An alternative theory of the modern time is that the new-style pension and hedge fund providers of capital will retreat from insurance with their money when higher interest rates make traditional asset holdings more attractive. Unfortunately, according to the Bank of England November inflation report an increase is unlikely before mid-2015 or much later than that according to many economists. There is little of immediate encouragement here either therefore.
Of course a soft market like the inclement weather currently is only an issue for those who get wet. It is mostly loss-making companies who cut-back and when enough of them do so sentiment does the rest and prices go up. Earnings pressure can reverse a market and with RSA and QBE joining the likes of Tower in reporting significantly lower levels of profit and balance sheet impairments in the last few weeks, some early signs of margin strain in the system might be evident.
A safe new-year prediction is that we shall see more insurers getting into trouble, paying the price for over-expansion. That there will be enough of them, sufficiently pained, to harden up the market in 2014 is a much longer shot. Sadly the agony etched on insurers’ faces looks set to continue for some time.
Hi Roger,
This is a very good overview of the state of the industry. However, would you allow me to inject two doses of optimism?
With rate levels on a downward trend, reserve releases from prior underwriting years depleting, and investment returns on a historic low, earnings pain will hit those with poor risk selection first. Not the worst outlook from an underwriter’s perspective: Your job gets more difficult, clearly, but it will also become more crucial for the success of your company!
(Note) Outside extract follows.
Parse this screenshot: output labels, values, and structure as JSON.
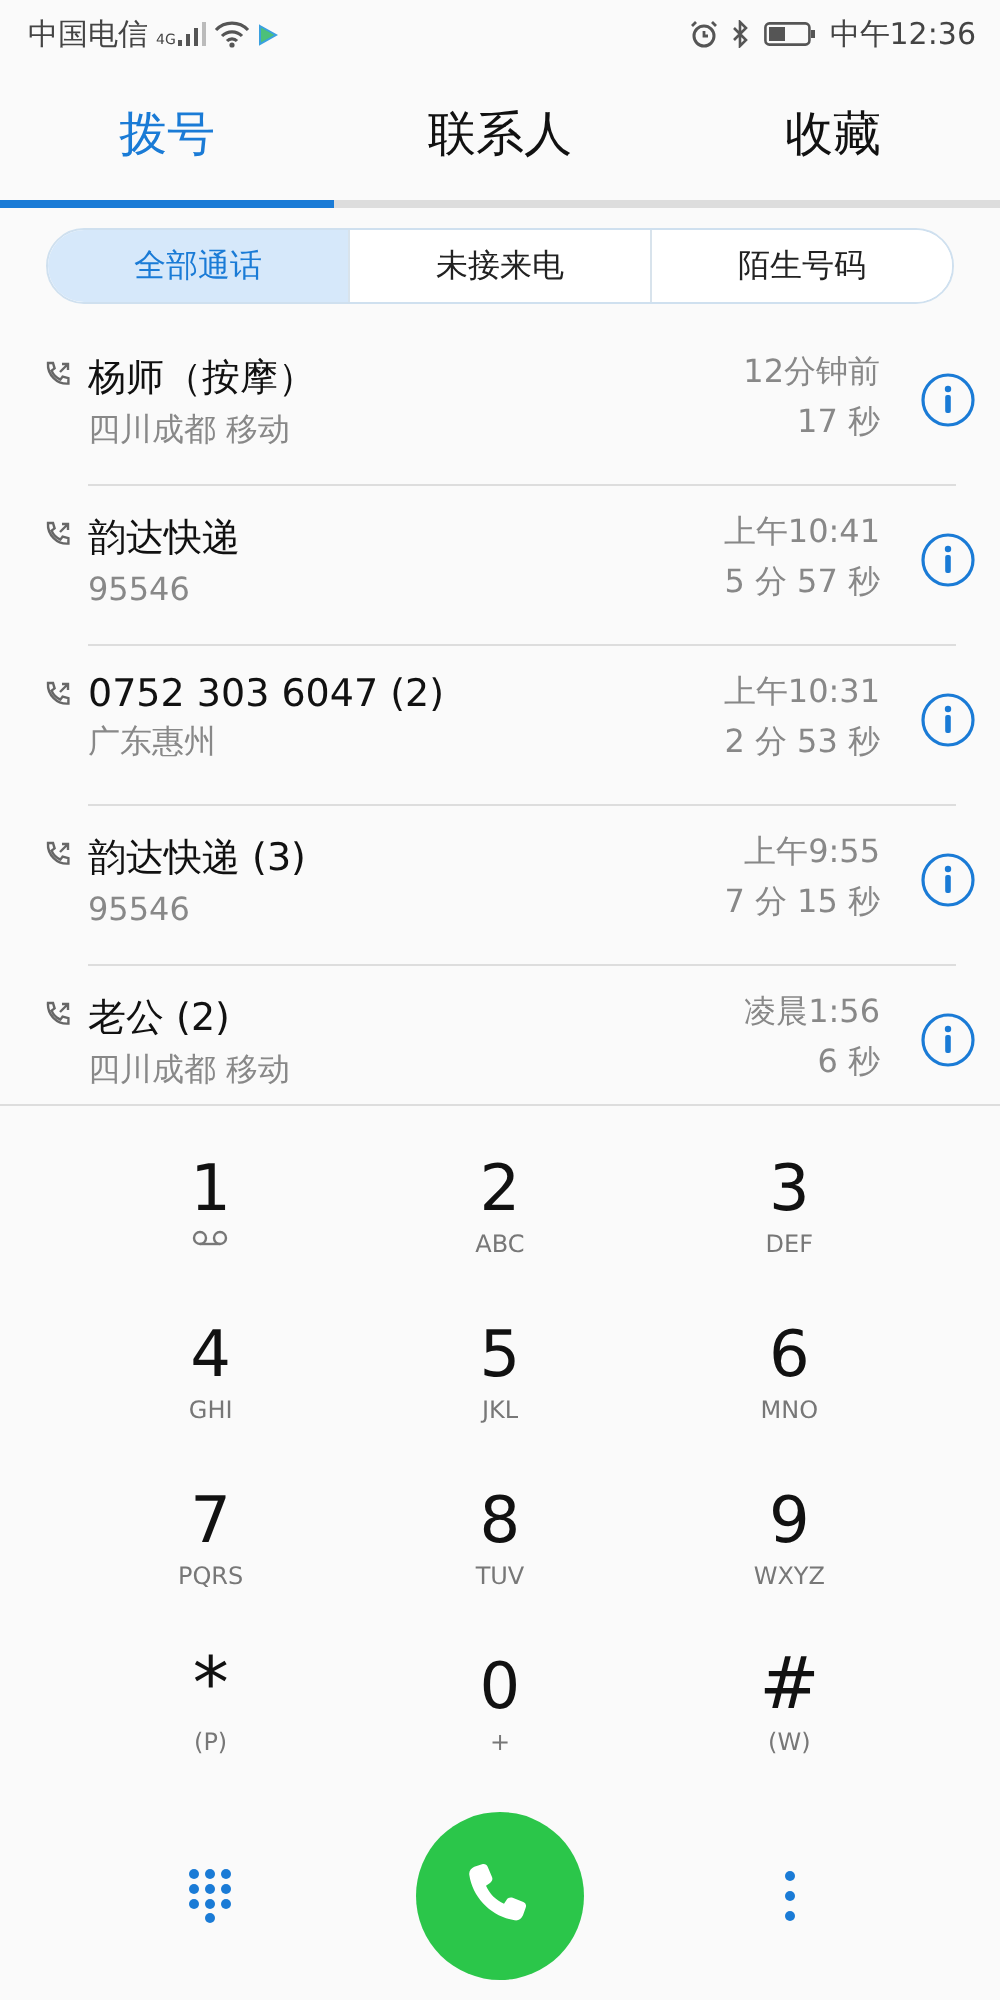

And then there is another thought I wanted to contribute: When people characterize the industry as over-capitalized they are referring to the fact that an increased (and increasing) amount of capital is fighting for exposure to basically the same basket of risks. Following the laws of demand and supply this drives rates down. A complimentary way to look at the situation would be to say the industry is under-risked (see Brian E. Johnson’s post on https://openminds.swissre.com/stories/660/). And I like to belief there is at least as much truth in this as well. Our societies never stop to produce new kinds of risks through science, technology, urbanization, by just growing and developing… Those smart enough to expose their capital to the emerging risks in a profitable way can have a bright future. And by doing so deliver on the very purpose of insurance: enable progress.